The AI Boom vs. the Dot-Com Bubble: Have We Seen This Movie Before?

Key Points

  • The parallels between the AI narrative driving the current market and the dot-com bubble of a quarter century ago raise important concerns for investors.
  • The key to navigating any market narrative is less about adopting a strategy and more about developing an investment philosophy.
  • Market narratives fuel bubbles and crashes. Simplistic cap-weighted and naïve-value approaches may not be the best ways to capture the opportunities or mitigate the asymmetric risks these narratives present.
  • The Research Affiliates Fundamental Index (RAFl) weights companies based on their real economic impact, creating a balanced portfolio that avoids the extremes of its conventional value- and capitalization-weighted counterparts.

The future belongs to artificial intelligence (AI) and the companies leading the AI revolution. So goes today’s popular investment narrative, and in 2023 and 2024 at least, the stock market followed along with it. The Magnificent Seven—Alphabet, Amazon, Apple, Meta, Microsoft, NVIDIA, and Tesla—soared to incredible heights, while the relative valuation multiples of small-cap and value stocks plumbed depths not seen since the 2020 pandemic panic or the 2000 dot-com bust.

But thus far in 2025, these tech giants haven’t been so magnificent. Some have stagnated or even declined, calling the ascendant storyline into question. Is the market’s AI fever all it’s cracked up to be? Is this time really different? Maybe. And maybe John Wick 5 will end with Keanu Reeves’s titular character laying down his arms, embracing pacifism, and dying an ignominious death. In other words, maybe, but probably not.

For long-horizon investors, the current market calls for caution. Narrative-driven markets can always create asymmetric risks, and while history tends to rhyme rather than repeat, the similarities between the turn-of-the-millennium dot-com bubble and today’s AI exuberance are too obvious to ignore.

But that doesn’t mean investors have a simple binary choice. A conventional cap-weighted portfolio or its antithesis, a value strategy that shuns the popular AI narrative entirely, would each impose unnecessary limits. Either approach could underperform—either during the initial boom or after the hype fades and the proverbial bubble bursts.

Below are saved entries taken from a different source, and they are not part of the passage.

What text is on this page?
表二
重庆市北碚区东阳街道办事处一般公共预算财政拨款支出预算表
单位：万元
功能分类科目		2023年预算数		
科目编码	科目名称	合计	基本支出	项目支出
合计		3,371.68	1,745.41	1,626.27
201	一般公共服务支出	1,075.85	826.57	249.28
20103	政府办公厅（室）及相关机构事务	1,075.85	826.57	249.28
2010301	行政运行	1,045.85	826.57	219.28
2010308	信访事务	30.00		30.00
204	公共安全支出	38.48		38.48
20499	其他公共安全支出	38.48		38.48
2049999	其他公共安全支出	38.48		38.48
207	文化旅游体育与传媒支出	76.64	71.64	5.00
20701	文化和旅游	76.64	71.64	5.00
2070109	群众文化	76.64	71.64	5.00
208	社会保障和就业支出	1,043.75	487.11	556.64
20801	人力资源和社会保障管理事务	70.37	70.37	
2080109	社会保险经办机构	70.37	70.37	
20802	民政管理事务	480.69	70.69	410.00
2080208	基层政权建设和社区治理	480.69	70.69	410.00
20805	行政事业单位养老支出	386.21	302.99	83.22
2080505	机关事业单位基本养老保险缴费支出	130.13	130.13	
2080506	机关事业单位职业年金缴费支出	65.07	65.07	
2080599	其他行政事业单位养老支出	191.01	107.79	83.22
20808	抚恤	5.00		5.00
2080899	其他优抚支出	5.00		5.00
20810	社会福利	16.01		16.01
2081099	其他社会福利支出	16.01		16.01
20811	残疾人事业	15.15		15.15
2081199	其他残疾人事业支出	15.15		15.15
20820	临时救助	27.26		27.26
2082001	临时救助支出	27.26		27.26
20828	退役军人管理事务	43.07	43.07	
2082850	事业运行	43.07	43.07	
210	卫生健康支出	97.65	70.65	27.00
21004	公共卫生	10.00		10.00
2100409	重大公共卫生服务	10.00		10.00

Instead, investors should weight their allocations based on a company’s actual economic footprint through a fundamental index. The Research Affiliates Fundamental Index (RAFI), for example, is grounded in economic reality as reflected in company fundamentals. It offers a robust framework to help portfolios navigate the market’s inevitable ups and downs and also captures a powerful rebalancing alpha by reducing or augmenting its allocations when a stock’s price meaningfully departs from its underlying fundamentals.